The Diverse Structure and Organization of U.S. Beef Cow-Calf Farms (March 2011) uses 2008 ARMS data for U.S. beef cow-calf farms to study their structure and organization.  Findings suggest that many small operations are "rural residence farms" that specialize in beef cow-calf production, but their income from off-farm sources exceeds that from the farm. Most beef cow-calf production occurs on large farms, but cow-calf production is not the primary enterprise on many of these farms. Findings suggest that operators of beef cow-calf farms have a diverse set of goals for the cattle enterprise.

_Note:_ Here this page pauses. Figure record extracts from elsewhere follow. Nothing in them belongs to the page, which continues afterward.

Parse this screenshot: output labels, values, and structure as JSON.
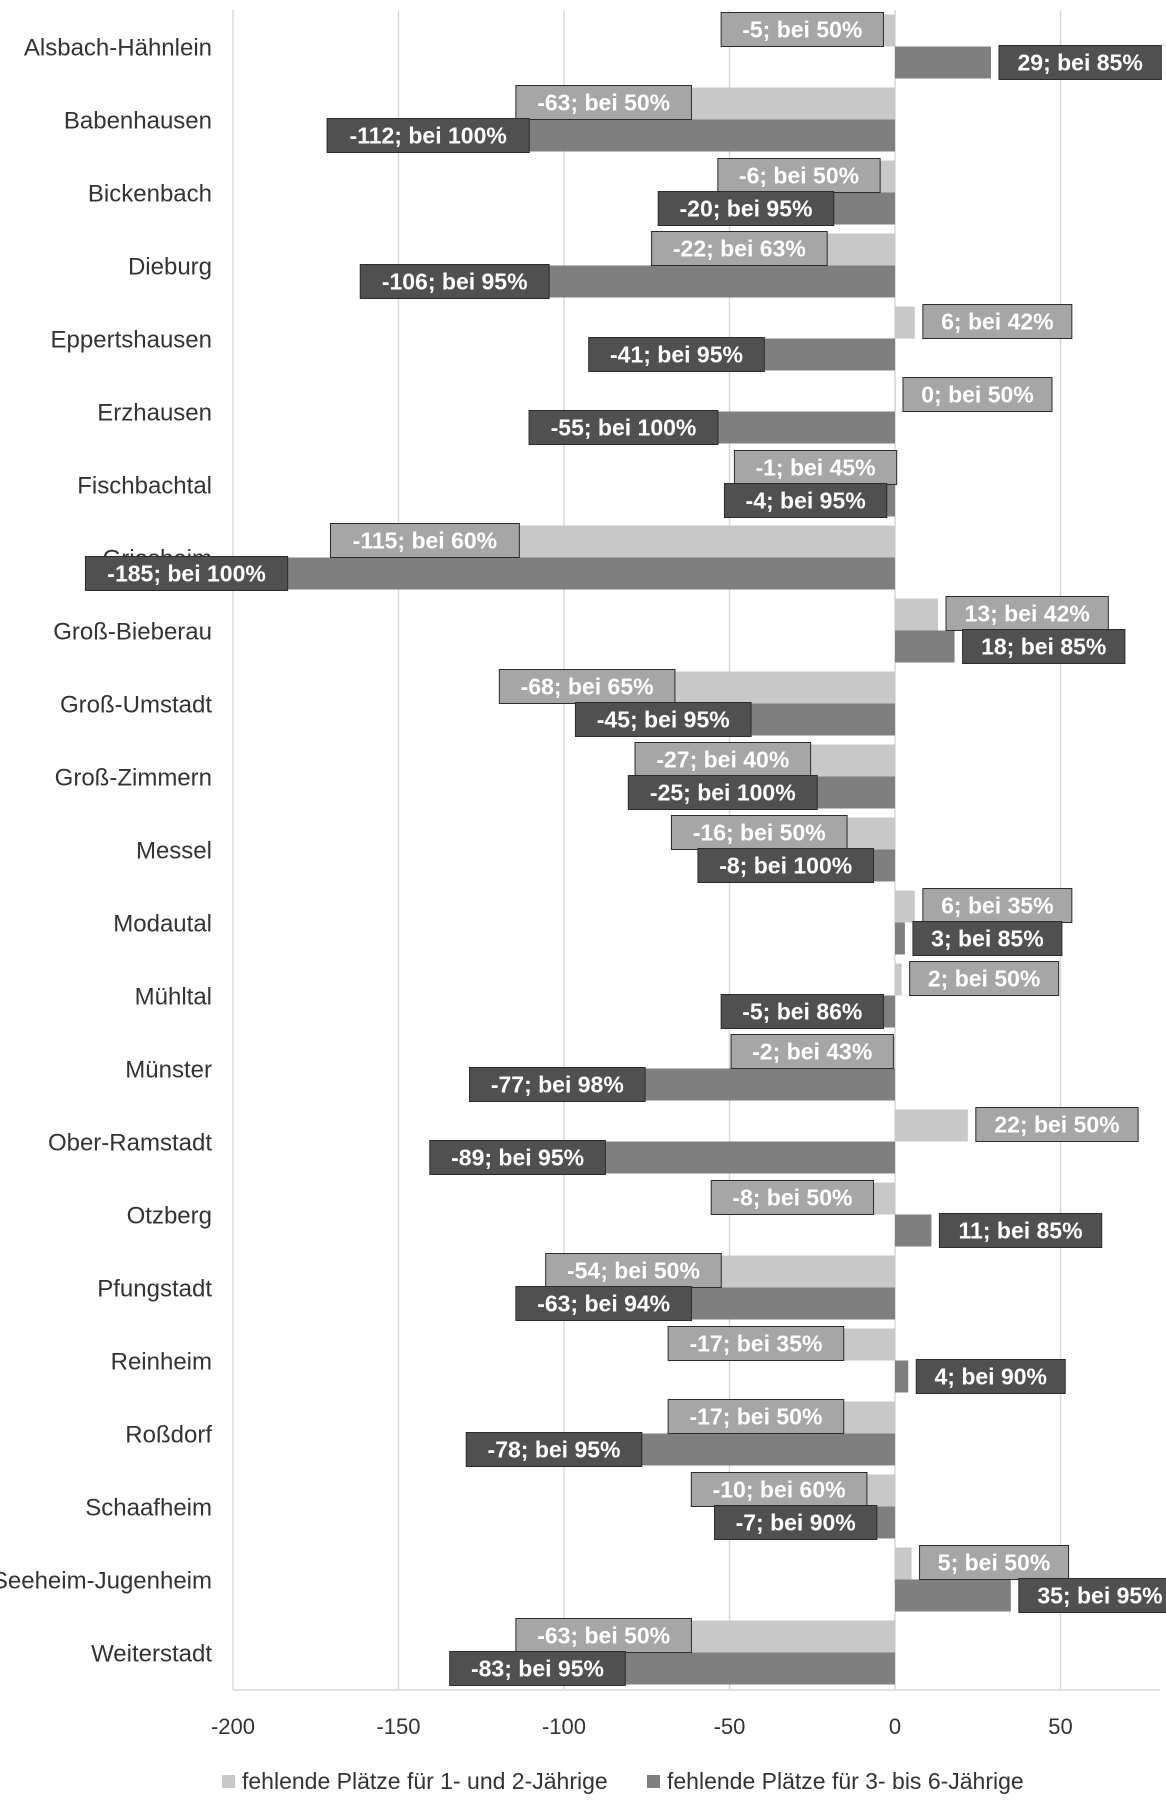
{
  "chart_data": {
    "type": "bar",
    "orientation": "horizontal",
    "categories": [
      "Alsbach-Hähnlein",
      "Babenhausen",
      "Bickenbach",
      "Dieburg",
      "Eppertshausen",
      "Erzhausen",
      "Fischbachtal",
      "Griesheim",
      "Groß-Bieberau",
      "Groß-Umstadt",
      "Groß-Zimmern",
      "Messel",
      "Modautal",
      "Mühltal",
      "Münster",
      "Ober-Ramstadt",
      "Otzberg",
      "Pfungstadt",
      "Reinheim",
      "Roßdorf",
      "Schaafheim",
      "Seeheim-Jugenheim",
      "Weiterstadt"
    ],
    "series": [
      {
        "name": "fehlende Plätze für 1- und 2-Jährige",
        "color": "#c8c8c8",
        "label_fill": "#a6a6a6",
        "values": [
          -5,
          -63,
          -6,
          -22,
          6,
          0,
          -1,
          -115,
          13,
          -68,
          -27,
          -16,
          6,
          2,
          -2,
          22,
          -8,
          -54,
          -17,
          -17,
          -10,
          5,
          -63
        ],
        "labels": [
          "-5; bei 50%",
          "-63; bei 50%",
          "-6; bei 50%",
          "-22; bei 63%",
          "6; bei 42%",
          "0; bei 50%",
          "-1; bei 45%",
          "-115; bei 60%",
          "13; bei 42%",
          "-68; bei 65%",
          "-27; bei 40%",
          "-16; bei 50%",
          "6; bei 35%",
          "2; bei 50%",
          "-2; bei 43%",
          "22; bei 50%",
          "-8; bei 50%",
          "-54; bei 50%",
          "-17; bei 35%",
          "-17; bei 50%",
          "-10; bei 60%",
          "5; bei 50%",
          "-63; bei 50%"
        ]
      },
      {
        "name": "fehlende Plätze für 3- bis 6-Jährige",
        "color": "#7f7f7f",
        "label_fill": "#505050",
        "values": [
          29,
          -112,
          -20,
          -106,
          -41,
          -55,
          -4,
          -185,
          18,
          -45,
          -25,
          -8,
          3,
          -5,
          -77,
          -89,
          11,
          -63,
          4,
          -78,
          -7,
          35,
          -83
        ],
        "labels": [
          "29; bei 85%",
          "-112; bei 100%",
          "-20; bei 95%",
          "-106; bei 95%",
          "-41; bei 95%",
          "-55; bei 100%",
          "-4; bei 95%",
          "-185; bei 100%",
          "18; bei 85%",
          "-45; bei 95%",
          "-25; bei 100%",
          "-8; bei 100%",
          "3; bei 85%",
          "-5; bei 86%",
          "-77; bei 98%",
          "-89; bei 95%",
          "11; bei 85%",
          "-63; bei 94%",
          "4; bei 90%",
          "-78; bei 95%",
          "-7; bei 90%",
          "35; bei 95%",
          "-83; bei 95%"
        ]
      }
    ],
    "xlim": [
      -200,
      80
    ],
    "xticks": [
      -200,
      -150,
      -100,
      -50,
      0,
      50
    ],
    "grid": true,
    "legend_position": "bottom"
  }
}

Characteristics, Costs, and Issues for Organic Dairy Farming (November 2009) uses 2005 ARMS data for U.S. dairy operations, which include a targeted sample of organic milk producers, to examine the structure, costs, and challenges of organic milk production. Findings suggest that economic forces have made organic operations more like conventional operations and that the future structure of the industry may depend on the interpretation and implementation of new organic pasture rules.

The Changing Economics and U.S. Hog Production (December 2007) uses 1992, 1998, and 2004 ARMS data for U.S. hog farms to study the structural and productivity changes in U.S. hog production from 1992-2004.  Findings show that large operations specializing in a single phase of production are replacing farrow-to-finish operations that performed all phases of production. The use of production contracts has increased. Operations producing under contract are larger than independent operations and are more likely to specialize in a single phase of production. These structural changes have coincided with substantial gains in efficiency for hog farms and lower production costs. Most of these productivity gains are attributable to increases in the scale of production and technological innovation.